Genler fenotipimizi belirleyen temel kalıtım birimleridir. Vücudun tüm dış ve iç özellikleri. Genler farklı durumlarda olabilir ve buna bağlı olarak kendilerini farklı şekilde gösterebilirler.
Böyle bir durum resesif bir gen durumudur. Fenotipte yalnızca her iki homolog kromozomda mevcut olduklarında kendini gösteren genler; homozigot durumdadır (“çift dozda”) ve resesif genler olarak sınıflandırılırlar.
Bu nedenle, eğer gen heterozigot durumda ise; yalnızca bir homolog kromozomda fenotipte kendini göstermez. Bunun nedeni baskın durumda olabilecek başka bir alelin ifadesini gizlemesidir.
Resesif genler kistik fibroz, albinizm, beta talasemi ve diğerleri gibi kalıtsal hastalıklara neden olabilir. Örneğin kistik fibroz, ter bezleri ve tükürük bezleri gibi ekzokrin bezlerinin fonksiyon bozukluğuna neden olan genetik bir hastalıktır. Her ebeveyn kalıtsal genin bir kopyasını çocuğa aktarır. Her iki ebeveyn de bir genin resesif alelini aktarırsa, çocuk o gen için homozigot olacak ve hastalığı sergileyecektir.
Ayrıca resesif genler evrimde önemli olabilir. Örneğin resesif bir gen faydalı bir özelliği kodluyorsa, o zaman fenotipte kendini göstermeden bir popülasyonun genetik havuzunda varlığını sürdürebilir. Bu, uygun alellerin birkaç nesil sonra daha yaygın hale gelmesine neden olabilir.

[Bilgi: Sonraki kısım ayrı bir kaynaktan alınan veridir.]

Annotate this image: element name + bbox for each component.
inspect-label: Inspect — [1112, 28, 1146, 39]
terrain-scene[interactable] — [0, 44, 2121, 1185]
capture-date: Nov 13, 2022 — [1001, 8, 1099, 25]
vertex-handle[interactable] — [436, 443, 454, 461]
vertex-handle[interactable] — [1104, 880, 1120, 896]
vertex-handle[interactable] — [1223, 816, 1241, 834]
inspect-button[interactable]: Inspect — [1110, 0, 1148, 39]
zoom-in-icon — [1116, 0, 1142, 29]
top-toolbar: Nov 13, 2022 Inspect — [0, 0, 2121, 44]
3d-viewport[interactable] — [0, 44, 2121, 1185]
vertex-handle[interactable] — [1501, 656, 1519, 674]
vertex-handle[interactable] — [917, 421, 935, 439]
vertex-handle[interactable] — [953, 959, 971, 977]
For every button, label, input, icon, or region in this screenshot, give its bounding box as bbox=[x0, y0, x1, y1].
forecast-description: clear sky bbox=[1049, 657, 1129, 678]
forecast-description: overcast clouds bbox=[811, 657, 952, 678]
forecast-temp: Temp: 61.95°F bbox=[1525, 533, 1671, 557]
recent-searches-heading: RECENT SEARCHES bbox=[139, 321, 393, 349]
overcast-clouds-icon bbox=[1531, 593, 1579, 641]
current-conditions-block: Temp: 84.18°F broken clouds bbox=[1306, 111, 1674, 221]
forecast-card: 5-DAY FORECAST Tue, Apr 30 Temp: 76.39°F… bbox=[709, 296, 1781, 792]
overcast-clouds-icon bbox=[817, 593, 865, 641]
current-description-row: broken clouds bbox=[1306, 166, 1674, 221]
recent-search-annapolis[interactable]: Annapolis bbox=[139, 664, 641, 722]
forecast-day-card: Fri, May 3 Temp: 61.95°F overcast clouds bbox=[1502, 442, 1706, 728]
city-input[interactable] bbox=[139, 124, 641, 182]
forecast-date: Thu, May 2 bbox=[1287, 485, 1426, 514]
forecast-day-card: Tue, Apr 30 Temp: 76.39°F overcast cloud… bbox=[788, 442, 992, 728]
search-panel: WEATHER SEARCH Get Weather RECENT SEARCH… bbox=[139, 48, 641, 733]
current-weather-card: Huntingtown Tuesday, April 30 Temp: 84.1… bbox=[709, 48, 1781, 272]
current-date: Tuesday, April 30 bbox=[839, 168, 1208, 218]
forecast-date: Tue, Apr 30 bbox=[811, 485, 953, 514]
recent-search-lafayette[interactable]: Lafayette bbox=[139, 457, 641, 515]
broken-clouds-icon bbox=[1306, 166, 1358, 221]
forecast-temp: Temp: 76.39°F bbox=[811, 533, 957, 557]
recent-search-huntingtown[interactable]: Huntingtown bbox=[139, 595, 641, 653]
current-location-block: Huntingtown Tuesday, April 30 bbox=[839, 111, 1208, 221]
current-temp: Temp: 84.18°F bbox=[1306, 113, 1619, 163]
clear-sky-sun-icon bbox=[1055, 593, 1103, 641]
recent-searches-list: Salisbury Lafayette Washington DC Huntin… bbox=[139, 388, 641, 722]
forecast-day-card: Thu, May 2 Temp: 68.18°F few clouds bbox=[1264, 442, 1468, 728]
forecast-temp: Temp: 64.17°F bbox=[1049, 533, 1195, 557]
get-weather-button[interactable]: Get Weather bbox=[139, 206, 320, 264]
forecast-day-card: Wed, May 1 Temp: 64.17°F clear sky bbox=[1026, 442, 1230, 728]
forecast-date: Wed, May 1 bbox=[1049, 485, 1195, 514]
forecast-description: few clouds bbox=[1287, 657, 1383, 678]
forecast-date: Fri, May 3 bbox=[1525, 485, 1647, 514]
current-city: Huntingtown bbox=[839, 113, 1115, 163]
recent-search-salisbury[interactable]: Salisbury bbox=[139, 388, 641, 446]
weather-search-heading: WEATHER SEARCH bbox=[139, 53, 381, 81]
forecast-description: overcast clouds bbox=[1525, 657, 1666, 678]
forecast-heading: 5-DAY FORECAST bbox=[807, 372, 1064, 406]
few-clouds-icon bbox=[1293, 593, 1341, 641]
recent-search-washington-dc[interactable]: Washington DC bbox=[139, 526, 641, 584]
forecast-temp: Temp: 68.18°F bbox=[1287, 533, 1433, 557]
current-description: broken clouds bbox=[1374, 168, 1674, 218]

Sonuç olarak resesif genler kalıtımımızın fenotipimizi ve sağlığımızı etkileyebilecek önemli bir parçasıdır. Kalıtsal hastalıklara neden olabilirler ama aynı zamanda evrimde de rol oynayabilirler. Resesif genlerin nasıl çalıştığını anlamak, genetik ve tıbbi araştırmalar için büyük önem taşıyor ve hastalıkların tedavisinde yeni yaklaşımların geliştirilmesine yardımcı olabiliyor.